In a 19-page ruling, Chief U.S. District Judge James Ware said former Chief Judge Vaughn Walker had no obligation to divulge whether he wanted to marry his own gay partner before he declared last year that voter-approved Proposition 8 was unconstitutional.
Ware called it the first case in which a judge’s same-sex relationship had led to calls for disqualification. He said there probably were similar struggles when race and gender were the issues.
The ruling does not settle the legal fight over Proposition 8. The 9th U.S. Circuit Court of Appeals is considering whether Walker properly concluded that denying gays and lesbians the right to marry violates their rights to due process and equal protection.
In his ruling, Ware cited previous cases dealing with women and minority judges in concluding that his predecessor had acted appropriately.
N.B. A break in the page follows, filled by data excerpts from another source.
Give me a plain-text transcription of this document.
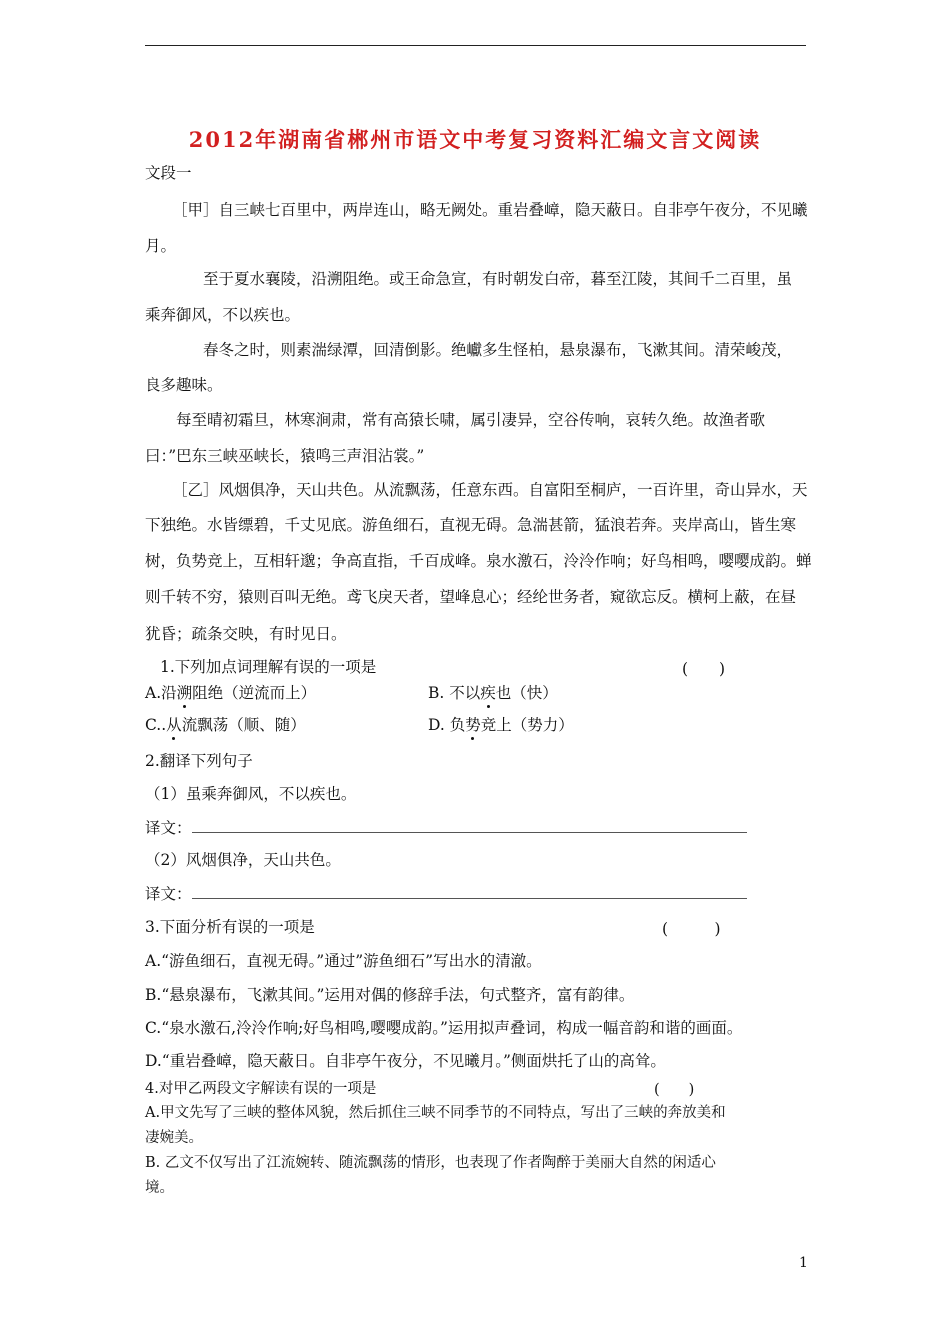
2012年湖南省郴州市语文中考复习资料汇编文言文阅读
文段一
［甲］自三峡七百里中，两岸连山，略无阙处。重岩叠嶂，隐天蔽日。自非亭午夜分，不见曦
月。
至于夏水襄陵，沿溯阻绝。或王命急宣，有时朝发白帝，暮至江陵，其间千二百里，虽
乘奔御风，不以疾也。
春冬之时，则素湍绿潭，回清倒影。绝巘多生怪柏，悬泉瀑布，飞漱其间。清荣峻茂，
良多趣味。
每至晴初霜旦，林寒涧肃，常有高猿长啸，属引凄异，空谷传响，哀转久绝。故渔者歌
曰：”巴东三峡巫峡长，猿鸣三声泪沾裳。”
［乙］风烟俱净，天山共色。从流飘荡，任意东西。自富阳至桐庐，一百许里，奇山异水，天
下独绝。水皆缥碧，千丈见底。游鱼细石，直视无碍。急湍甚箭，猛浪若奔。夹岸高山，皆生寒
树，负势竞上，互相轩邈；争高直指，千百成峰。泉水激石，泠泠作响；好鸟相鸣，嘤嘤成韵。蝉
则千转不穷，猿则百叫无绝。鸢飞戾天者，望峰息心；经纶世务者，窥欲忘反。横柯上蔽，在昼
犹昏；疏条交映，有时见日。
1.下列加点词理解有误的一项是	(　　)
A.沿溯阻绝（逆流而上）	B. 不以疾也（快）
C..从流飘荡（顺、随）	D. 负势竞上（势力）
2.翻译下列句子
（1）虽乘奔御风，不以疾也。
译文：
（2）风烟俱净，天山共色。
译文：
3.下面分析有误的一项是	(　　　)
A.“游鱼细石，直视无碍。”通过”游鱼细石”写出水的清澈。
B.“悬泉瀑布，飞漱其间。”运用对偶的修辞手法，句式整齐，富有韵律。
C.“泉水激石,泠泠作响;好鸟相鸣,嘤嘤成韵。”运用拟声叠词，构成一幅音韵和谐的画面。
D.“重岩叠嶂，隐天蔽日。自非亭午夜分，不见曦月。”侧面烘托了山的高耸。
4.对甲乙两段文字解读有误的一项是	(　　)
A.甲文先写了三峡的整体风貌，然后抓住三峡不同季节的不同特点，写出了三峡的奔放美和
凄婉美。
B. 乙文不仅写出了江流婉转、随流飘荡的情形，也表现了作者陶醉于美丽大自然的闲适心
境。
1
“The sole fact that a federal judge shares the same circumstances or personal characteristics with other members of the general public, and that the judge could be affected by the outcome of a proceeding in the same way that other members of the general public would be affected, is not a basis for either recusal or disqualification,” he wrote.
Lawyers for backers of the ban argued at a hearing Monday that Walker should have recused himself or disclosed his relationship because he and his partner stood to personally benefit from the verdict.
Walker publicly revealed after he retired in February that he is in a 10-year relationship with a man. Rumors that he was gay had circulated before and after he presided over the trial in early 2010.
Ware crisply rejected the idea that judges who are members of minority groups have more of a vested interest in the outcome of civil rights cases based on the U.S. Constitution than anyone else.
“We all have an equal stake in a case that challenges the constitutionality of a restriction on a fundamental right,” Ware wrote. “The single characteristic that Judge Walker shares with the plaintiffs, albeit one that might not have been shared with the majority of Californians, gave him no greater interest in a proper decision on the merits than would exist for any other judge or citizen.”
Many legal scholars had not expected Ware to overturn Walker’s decision. They said having a judge’s impartiality questioned because he is gay is new territory, but efforts to get female judges thrown off gender discrimination cases or Hispanic judges removed from immigration cases have failed.
Walker did not attend Monday’s hearing on the matter.